La doctora adoptó una expresión reflexiva.

—Supongo que podría decidir al candidato yo misma, señor.

—Oh, claro, doctora. No tengo la menor intención de hacer de Celestino para ti.

—Entonces, sí, señor. Por supuesto. A la máxima brevedad.

—¡Bien! Entonces tendré que pensar si lo hago.

A estas alturas yo ya había levantado la mirada del suelo, aunque seguía ruborizado. La doctora me miró y esbocé una sonrisa insegura. Ella se rió en silencio.

—¿Y si lo hicierais, señor —preguntó—, y yo me negara?

—¿Que te negaras a obedecer una orden directa de tu rey? —preguntó su majestad con una especie de espanto genuino.

—Bueno, aunque estoy totalmente a vuestro servicio y consagrada a vos en todos los aspectos, señor, creo que no soy, en el sentido riguroso de la palabra, uno de vuestros súbditos. Soy ciudadana de la república insular de Drezen y aunque estoy satisfecha, y de hecho honrada, de servir a vuestras órdenes y bajo la jurisdicción de vuestras leyes, no creo estar obligada a obedecer hasta el último de vuestros caprichos, al menos no tanto como alguien nacido en Haspidus o de unos padres que fueran subditos de vuestro reino.

El rey lo meditó unos instantes.

—¿No me dijiste una vez que habías barajado la posibilidad de estudiar derecho en lugar de medicina, doctora?

—Creo que sí, señor.

—Ya me parecía. Bueno, si fueras uno de mis súbditos y me desobedecieras de manera expresa, te haría encarcelar hasta que cambiases de idea, y si no lo hicieras, lo lamentaría mucho por ti, porque por muy trivial que pueda ser el asunto en sí, la voluntad del rey debe ser obedecida siempre, y esa es una cuestión que no admite excepciones.
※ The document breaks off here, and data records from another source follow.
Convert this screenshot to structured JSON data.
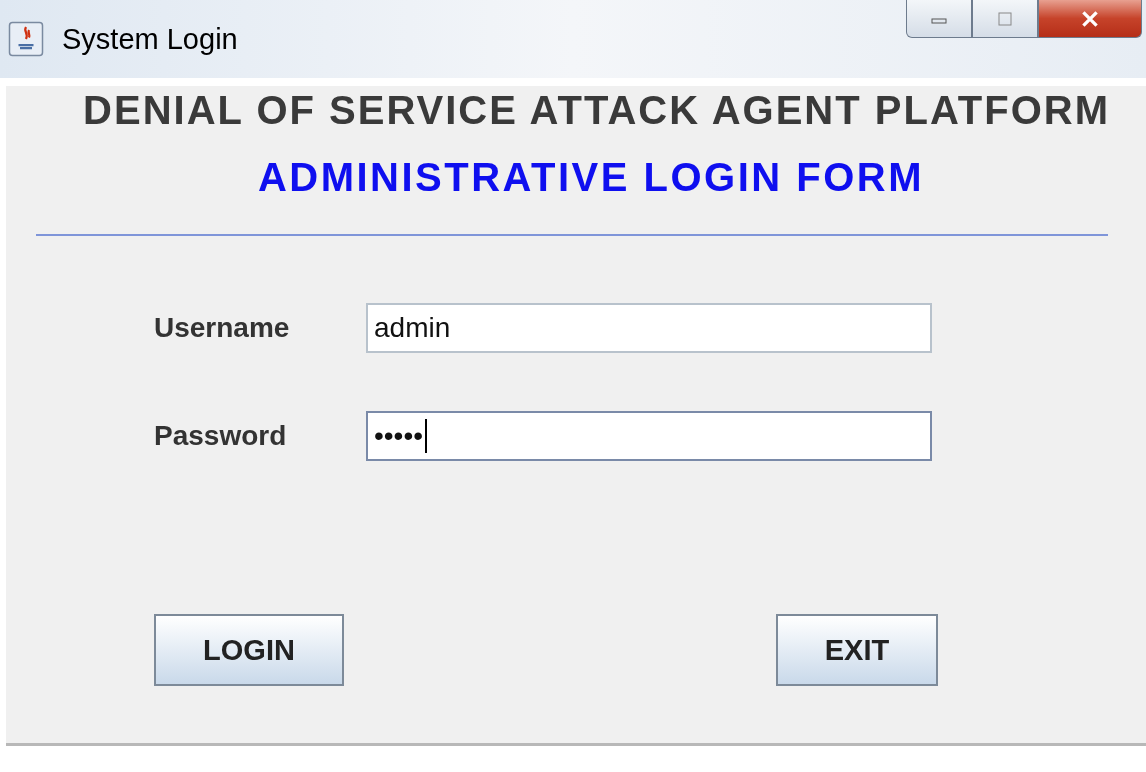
{
  "window": {
    "title": "System Login"
  },
  "heading": "DENIAL OF SERVICE ATTACK AGENT PLATFORM",
  "subheading": "ADMINISTRATIVE LOGIN FORM",
  "fields": [
    {
      "label": "Username",
      "value": "admin",
      "focused": false
    },
    {
      "label": "Password",
      "value": "•••••",
      "focused": true
    }
  ],
  "buttons": [
    "LOGIN",
    "EXIT"
  ]
}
—No obstante, no soy uno de vuestros súbditos, señor. ¿Cómo responderíais entonces a mi intransigencia?

—Supongo que tendría que ordenarte que abandonaras mi reino, doctora. Tendrías que regresar a Drezen o irte a otro sitio.

—Eso me entristecería mucho, señor.

—Y a mí. Pero, como puedes ver, no tendría elección.

—Por supuesto que no, señor. Así que rezaré para que no me ordenéis tal cosa, porque en caso de hacerlo, tendría que elegir entre rendirme a un hombre o el exilio.

—En efecto.

—Una difícil elección para una persona que es, como vos mismo habéis señalado con la penetrante precisión que os caracteriza, señor, tan celosa de su intimidad y tan tozuda como yo.

—Me alegra que finalmente estés tratando el asunto con la gravedad que merece, doctora.

—En efecto. ¿Y qué hay de vos, si se me permite preguntar?

—¿Cómo? —dijo el rey levantando bruscamente la cabeza.

—Las intenciones de vuestra majestad por lo que se refiere al matrimonio son tan trascendentes como trivial sería mi elección de amante. Solo estaba preguntándome si habríais pensado mucho sobre el particular, ya que estamos hablando del tema.

—Creo que en realidad estamos abandonando el tema del que yo creía que hablábamos.

—Os ruego mil perdones, majestad. Pero, ¿tenéis la intención de casaros pronto, señor?

—Creo que eso no es asunto tuyo, doctora. Eso solo concierne a la corte, a mis consejeros, a los padres de las princesas susceptibles de ser elegidas, a las demás damas de elevada alcurnia a las que pudiera convenirme estar emparejado y a mi persona.

—Sin embargo, como vos mismo habéis señalado, señor, la salud y el comportamiento de una persona pueden verse profundamente afectados por la falta de… liberaciones sensuales. Lo que podría tener sentido para la fortuna política de un Estado podría resultar catastrófico para el bienestar de un rey si, por poner un ejemplo, tuviera que casarse con una mujer fea.

El rey volvió la cabeza hacia ella con una expresión divertida.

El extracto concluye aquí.